Were the drug to be provided free, it could relieve pressure on hospitals over the year ahead. She is concerned failing to do so, and leaving vulnerable patients to find their own way in the potential crisis ahead, is effectively carrying out an early triage to work out who dies.
"Just fund the damned thing and get it started."
Mulholland, whose wife Wiki had just undergone chemotherapy for breast cancer ahead of lockdown, said funding drugs currently out of reach would "give a person a fighting chance if they're unlucky enough to contract Covid-19."
"We already had a medicine funding crisis but it's been amplified in the Covid-19 environment. It always comes back to the lack of money."
The $500 million immediately released by the Government for the health system, and the extraordinary spending that came with it, has Mulholland asking why spending couldn't be extended to cover the particularly vulnerable. He estimated $200m would cover the cost of the 100 drugs currently on Pharmac's waiting list.
He said the case of Tama, aged 3, who had spinal muscular atrophy, showed the awful plight of parents.
His mother Lisa told Mulholland: "If my son contracts Covid-19, he dies. If I stay in New Zealand, he dies. If I rely on Givealittle, he dies. I have nowhere to turn to save the life of my son".
Mulholland: "I'm not being too dramatic. I've no other way of couching it. It's the cold, hard reality and it's a shit reality.

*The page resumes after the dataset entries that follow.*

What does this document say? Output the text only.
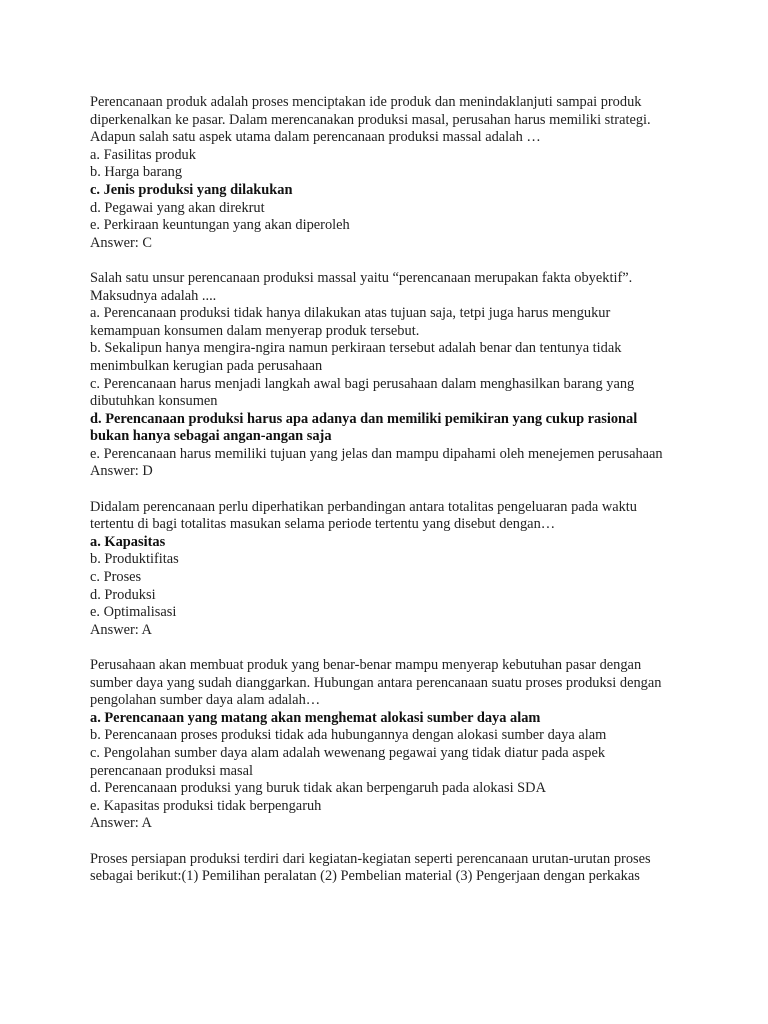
Perencanaan produk adalah proses menciptakan ide produk dan menindaklanjuti sampai produk diperkenalkan ke pasar. Dalam merencanakan produksi masal, perusahan harus memiliki strategi. Adapun salah satu aspek utama dalam perencanaan produksi massal adalah …

a. Fasilitas produk

b. Harga barang

c. Jenis produksi yang dilakukan

d. Pegawai yang akan direkrut

e. Perkiraan keuntungan yang akan diperoleh

Answer: C

Salah satu unsur perencanaan produksi massal yaitu “perencanaan merupakan fakta obyektif”. Maksudnya adalah ....

a. Perencanaan produksi tidak hanya dilakukan atas tujuan saja, tetpi juga harus mengukur kemampuan konsumen dalam menyerap produk tersebut.

b. Sekalipun hanya mengira-ngira namun perkiraan tersebut adalah benar dan tentunya tidak menimbulkan kerugian pada perusahaan

c. Perencanaan harus menjadi langkah awal bagi perusahaan dalam menghasilkan barang yang dibutuhkan konsumen

d. Perencanaan produksi harus apa adanya dan memiliki pemikiran yang cukup rasional bukan hanya sebagai angan-angan saja

e. Perencanaan harus memiliki tujuan yang jelas dan mampu dipahami oleh menejemen perusahaan

Answer: D

Didalam perencanaan perlu diperhatikan perbandingan antara totalitas pengeluaran pada waktu tertentu di bagi totalitas masukan selama periode tertentu yang disebut dengan…

a. Kapasitas

b. Produktifitas

c. Proses

d. Produksi

e. Optimalisasi

Answer: A

Perusahaan akan membuat produk yang benar-benar mampu menyerap kebutuhan pasar dengan sumber daya yang sudah dianggarkan. Hubungan antara perencanaan suatu proses produksi dengan pengolahan sumber daya alam adalah…

a. Perencanaan yang matang akan menghemat alokasi sumber daya alam

b. Perencanaan proses produksi tidak ada hubungannya dengan alokasi sumber daya alam

c. Pengolahan sumber daya alam adalah wewenang pegawai yang tidak diatur pada aspek perencanaan produksi masal

d. Perencanaan produksi yang buruk tidak akan berpengaruh pada alokasi SDA

e. Kapasitas produksi tidak berpengaruh

Answer: A

Proses persiapan produksi terdiri dari kegiatan-kegiatan seperti perencanaan urutan-urutan proses sebagai berikut:(1) Pemilihan peralatan (2) Pembelian material (3) Pengerjaan dengan perkakas
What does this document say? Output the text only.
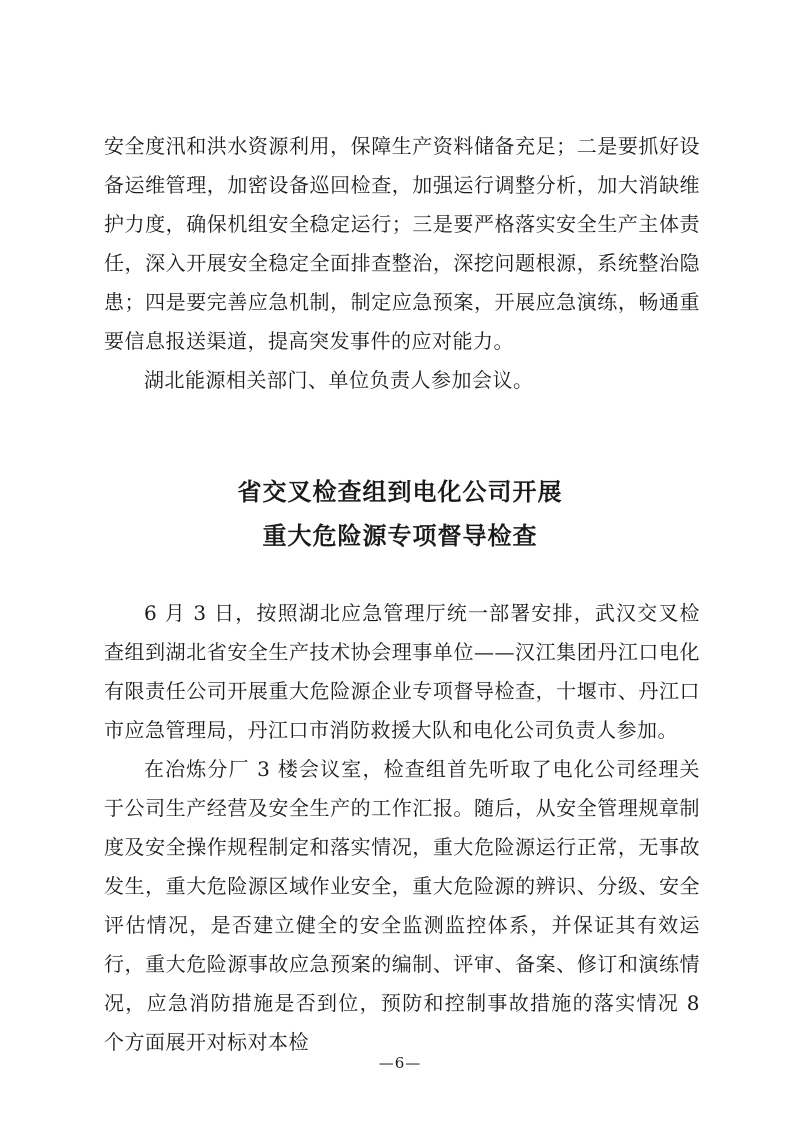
安全度汛和洪水资源利用，保障生产资料储备充足；二是要抓好设备运维管理，加密设备巡回检查，加强运行调整分析，加大消缺维护力度，确保机组安全稳定运行；三是要严格落实安全生产主体责任，深入开展安全稳定全面排查整治，深挖问题根源，系统整治隐患；四是要完善应急机制，制定应急预案，开展应急演练，畅通重要信息报送渠道，提高突发事件的应对能力。

湖北能源相关部门、单位负责人参加会议。

省交叉检查组到电化公司开展
重大危险源专项督导检查

6 月 3 日，按照湖北应急管理厅统一部署安排，武汉交叉检查组到湖北省安全生产技术协会理事单位——汉江集团丹江口电化有限责任公司开展重大危险源企业专项督导检查，十堰市、丹江口市应急管理局，丹江口市消防救援大队和电化公司负责人参加。

在冶炼分厂 3 楼会议室，检查组首先听取了电化公司经理关于公司生产经营及安全生产的工作汇报。随后，从安全管理规章制度及安全操作规程制定和落实情况，重大危险源运行正常，无事故发生，重大危险源区域作业安全，重大危险源的辨识、分级、安全评估情况，是否建立健全的安全监测监控体系，并保证其有效运行，重大危险源事故应急预案的编制、评审、备案、修订和演练情况，应急消防措施是否到位，预防和控制事故措施的落实情况 8 个方面展开对标对本检

—6—
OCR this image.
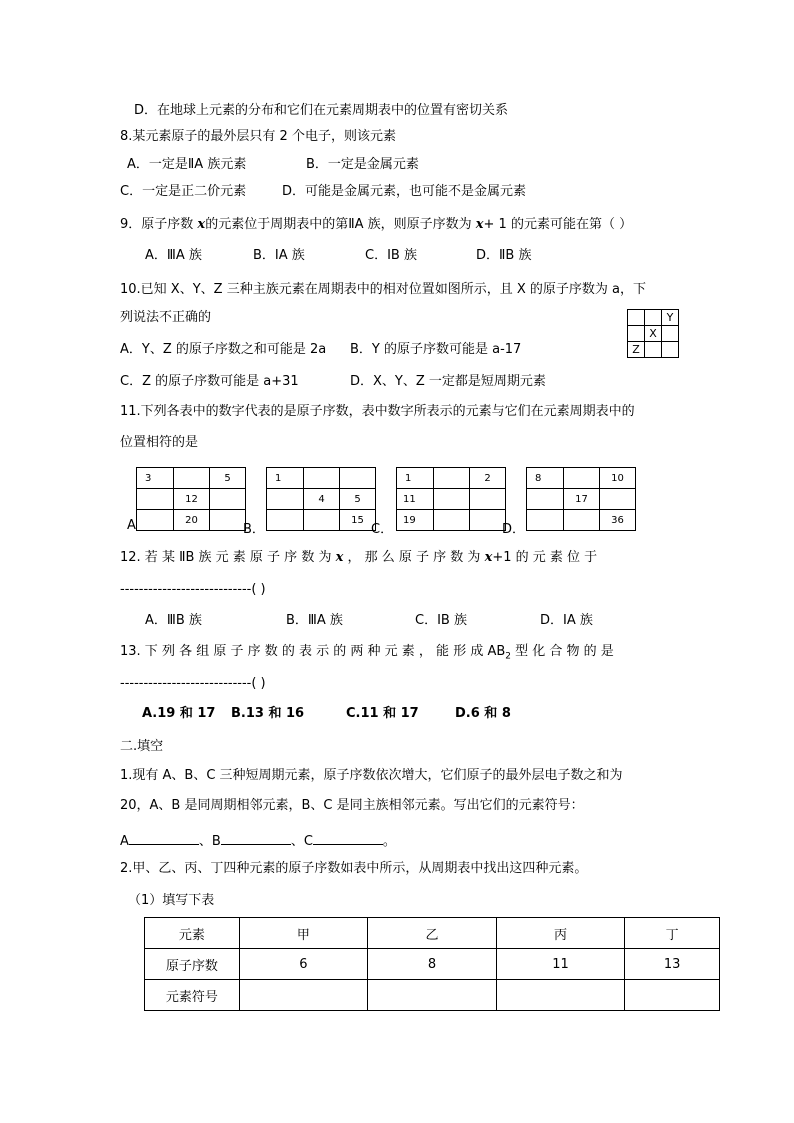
D．在地球上元素的分布和它们在元素周期表中的位置有密切关系
8.某元素原子的最外层只有 2 个电子，则该元素
A．一定是ⅡA 族元素	B．一定是金属元素
C．一定是正二价元素	D．可能是金属元素，也可能不是金属元素
9．原子序数 x的元素位于周期表中的第ⅡA 族，则原子序数为 x+ 1 的元素可能在第（ ）
A．ⅢA 族	B．ⅠA 族	C．ⅠB 族	D．ⅡB 族
10.已知 X、Y、Z 三种主族元素在周期表中的相对位置如图所示，且 X 的原子序数为 a，下
列说法不正确的
			Y
	X	
Z		
A．Y、Z 的原子序数之和可能是 2a B．Y 的原子序数可能是 a-17
C．Z 的原子序数可能是 a+31	D．X、Y、Z 一定都是短周期元素
11.下列各表中的数字代表的是原子序数，表中数字所表示的元素与它们在元素周期表中的
位置相符的是
3		5
	12	
	20	
A
1		
	4	5
		15
B．
1		2
11		
19		
C．
8		10
	17	
		36
D．
12. 若 某 ⅡB 族 元 素 原 子 序 数 为 x ， 那 么 原 子 序 数 为 x+1 的 元 素 位 于
----------------------------( )
A．ⅢB 族	B．ⅢA 族	C．ⅠB 族	D．ⅠA 族
13. 下 列 各 组 原 子 序 数 的 表 示 的 两 种 元 素 ， 能 形 成 $AB_2$ 型 化 合 物 的 是
----------------------------( )
A.19 和 17 B.13 和 16	C.11 和 17	D.6 和 8
二.填空
1.现有 A、B、C 三种短周期元素，原子序数依次增大，它们原子的最外层电子数之和为
20，A、B 是同周期相邻元素，B、C 是同主族相邻元素。写出它们的元素符号：
A	、B	、C	。
2.甲、乙、丙、丁四种元素的原子序数如表中所示，从周期表中找出这四种元素。
（1）填写下表
元素	甲	乙	丙	丁
原子序数	6	8	11	13
元素符号				
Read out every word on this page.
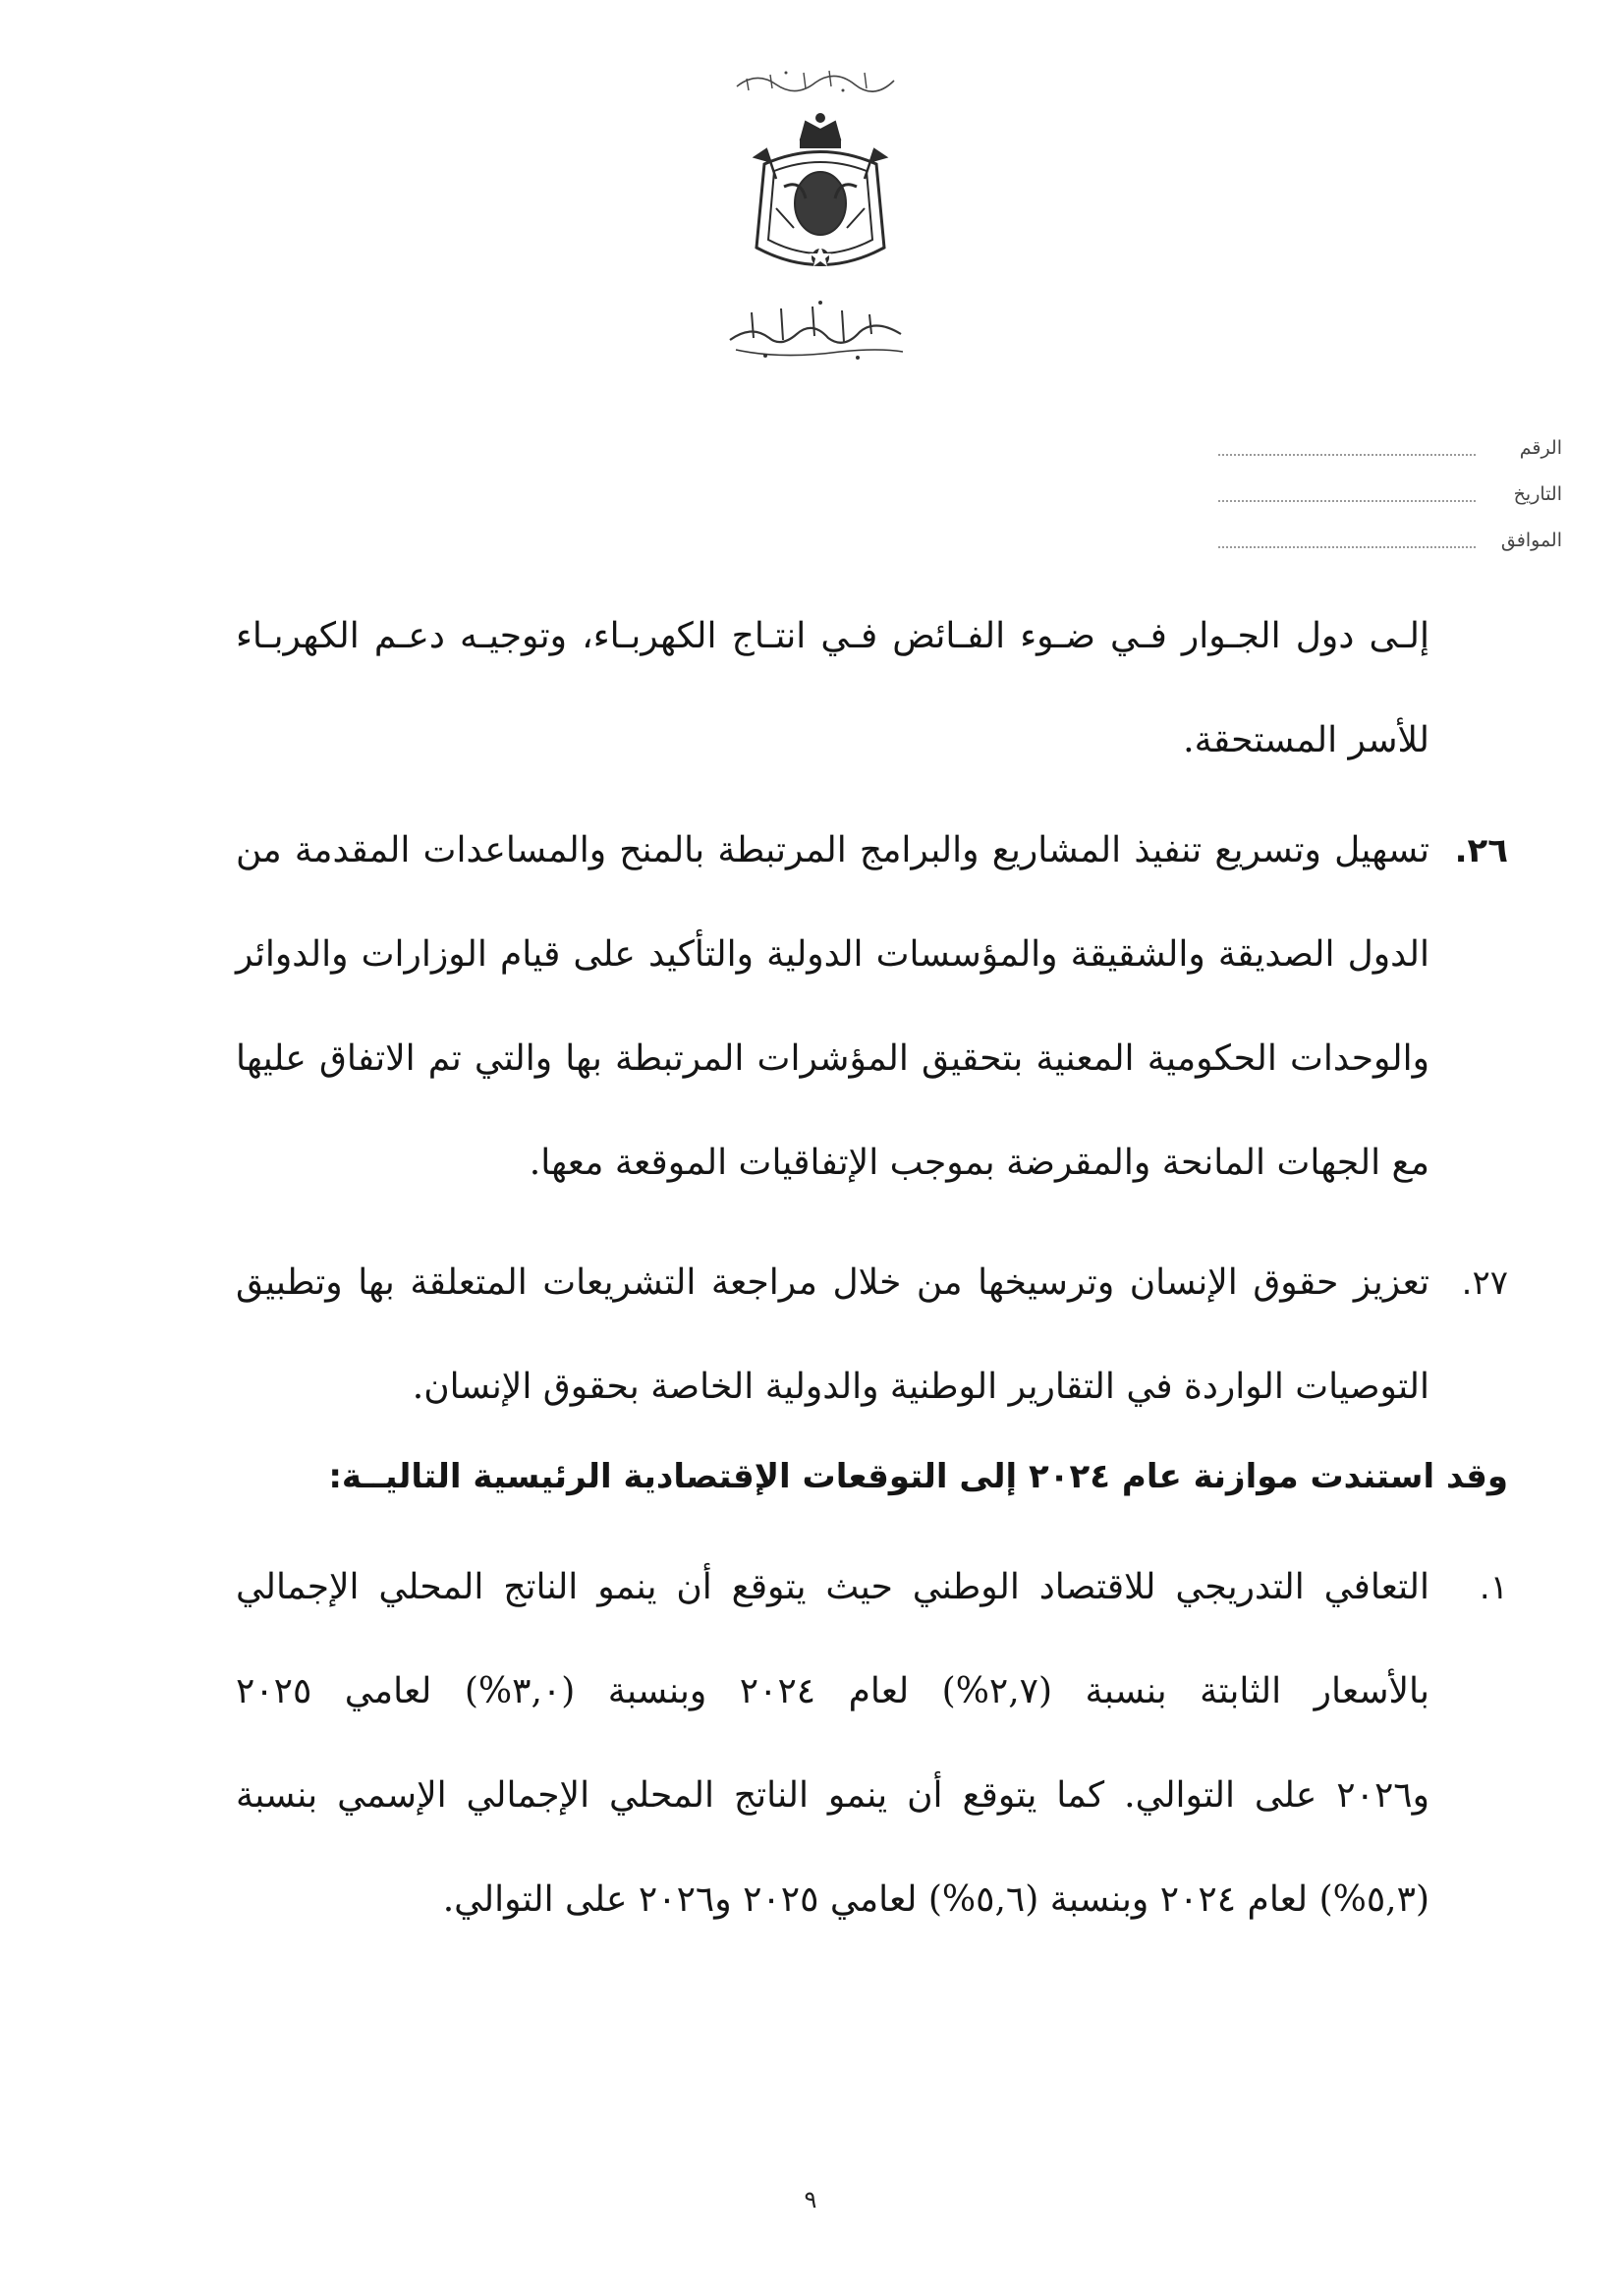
الرقم
التاريخ
الموافق
إلـى دول الجـوار فـي ضـوء الفـائض فـي انتـاج الكهربـاء، وتوجيـه دعـم الكهربـاء
للأسر المستحقة.
٢٦.
تسهيل وتسريع تنفيذ المشاريع والبرامج المرتبطة بالمنح والمساعدات المقدمة من
الدول الصديقة والشقيقة والمؤسسات الدولية والتأكيد على قيام الوزارات والدوائر
والوحدات الحكومية المعنية بتحقيق المؤشرات المرتبطة بها والتي تم الاتفاق عليها
مع الجهات المانحة والمقرضة بموجب الإتفاقيات الموقعة معها.
٢٧.
تعزيز حقوق الإنسان وترسيخها من خلال مراجعة التشريعات المتعلقة بها وتطبيق
التوصيات الواردة في التقارير الوطنية والدولية الخاصة بحقوق الإنسان.
وقد استندت موازنة عام ٢٠٢٤ إلى التوقعات الإقتصادية الرئيسية التاليــة:
١.
التعافي التدريجي للاقتصاد الوطني حيث يتوقع أن ينمو الناتج المحلي الإجمالي
بالأسعار الثابتة بنسبة (٢,٧%) لعام ٢٠٢٤ وبنسبة (٣,٠%) لعامي ٢٠٢٥
و٢٠٢٦ على التوالي. كما يتوقع أن ينمو الناتج المحلي الإجمالي الإسمي بنسبة
(٥,٣%) لعام ٢٠٢٤ وبنسبة (٥,٦%) لعامي ٢٠٢٥ و٢٠٢٦ على التوالي.
٩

That's the reality people are confronted with."
Pharmac's director of operation Lisa Williams said the drug-buying agency had received fresh requests for funding new treatments with the advent of Covid-19. She said its staff, with clinical specialist advice, was currently assessing what was appropriate or possible.
She said organisations representing patients should make fresh contact with Pharmac to discuss concerns or requests.
Williams said the budget for medicines had not been increased but Pharmac was talking to the Ministry of Health about extra costs likely to be incurred during the outbreak.
"Pharmac will continue making the best choices we can, expanding available treatments for all New Zealanders based on a robust, evidence-based approach."
Health minister David Clark said decisions on buying drugs sat with Pharmac and it was respected for the "independence and impartiality" of its work.
"It is not for us as politicians to second guess the experts at Pharmac about which drugs it purchases."